I'm so sorry to hear you are going through this. I would wonder if you could contact the people at The Truth About Pet Food, and they could tell you what to do since you are getting no help from the company. Anything you do will be time consuming, but worth it to hold them accountable for not caring about anything but the $$ they can make. I know you have heard a lot about Primal lately on the forum, but it is a great commercial raw that's quick and easy if Deuce can eat it. Also, if he could eat Mulligan Stew, that is a great food made by an excellent company with the same high standards as THK. Their kibble is baked not extruded. If I think of any others I'll let you know.


----------



## Angel1210 (Mar 14, 2011)

Sorry for the problems you are having. I also feed THK, I feed Embark. I also feed Wellness Core, but I am changing the Wellness to Natures Logic. It is a holistic food. My golden has had an ear problem for about a month now. The vet gave me panalog for it. My DIL said it won't help, because it's a fungus in her ear. She convinced me to try Natures Logic food. Apparently potatoes can cause problems also. It is is grain free, pea and potato free! She also feeds Acana. She does a lot of research on dog food. She said when you process it at high temps, a lot of nutrients are gone. Acana is not processed at high temp. BTW she was a vet when she was in Japan. 

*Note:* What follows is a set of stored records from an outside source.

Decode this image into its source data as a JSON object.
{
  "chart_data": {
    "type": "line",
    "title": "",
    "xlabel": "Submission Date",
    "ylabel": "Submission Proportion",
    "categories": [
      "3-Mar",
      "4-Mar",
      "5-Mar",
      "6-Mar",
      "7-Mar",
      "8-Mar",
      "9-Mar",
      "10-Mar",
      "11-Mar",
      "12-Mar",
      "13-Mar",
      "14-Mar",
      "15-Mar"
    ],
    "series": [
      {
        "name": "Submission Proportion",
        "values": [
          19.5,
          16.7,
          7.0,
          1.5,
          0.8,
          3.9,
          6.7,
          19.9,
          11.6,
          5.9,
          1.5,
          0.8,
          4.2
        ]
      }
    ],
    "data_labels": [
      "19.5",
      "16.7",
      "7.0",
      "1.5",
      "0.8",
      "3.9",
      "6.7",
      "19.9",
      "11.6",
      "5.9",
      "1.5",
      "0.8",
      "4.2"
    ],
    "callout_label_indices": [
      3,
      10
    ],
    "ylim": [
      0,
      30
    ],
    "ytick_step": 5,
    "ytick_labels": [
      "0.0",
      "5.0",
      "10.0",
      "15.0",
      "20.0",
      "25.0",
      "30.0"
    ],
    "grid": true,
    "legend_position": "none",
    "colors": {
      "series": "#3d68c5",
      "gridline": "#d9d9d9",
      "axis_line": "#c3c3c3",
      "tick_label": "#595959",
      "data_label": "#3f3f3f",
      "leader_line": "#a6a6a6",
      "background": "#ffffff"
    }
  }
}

I just started feeding the new food yesterday. I'll let you know how she does. 

I hope you find something for Deuce!


----------



## Teddy76 (Aug 28, 2012)

O dear! that sounds awful, and it's really bad that the company aren't being any help. Hope you manage to sort out some suitable food 


x


----------



## TinyTails (Jun 24, 2011)

I'm going to try calling the company today and see what they say. From what I have read online they're not very cooperative and they do not have a 100% satisfaction guarantee so I couldn't even return the food for a refund! We tried the Primal he's not a fan  I still have a bag of it at the house, right now for breakfast he has been picking on the Vital Essentials freeze dried if I mix it with fresh chicken. I can't afford to feed Freeze Dried long term anyway its super expensive and I have 4 pets to feed including one cat that eats canned only and one cat only on Stella and Chewy's freeze dried which is also crazy expensive - she is a kibble addict and wont eat canned  Once that is done I will probably feed him THK for his morning meal until Farmina is in stock at Chewy. I got their sample of the cod formula and he seemed to like it. He is allergic to potatoes and peas which rules out most foods. I'm really hoping the Farmina works out for us


----------



## TinyTails (Jun 24, 2011)

Well I finally heard back from them - they want me to send in the food to be tested and want to send me a free replacement bag.


----------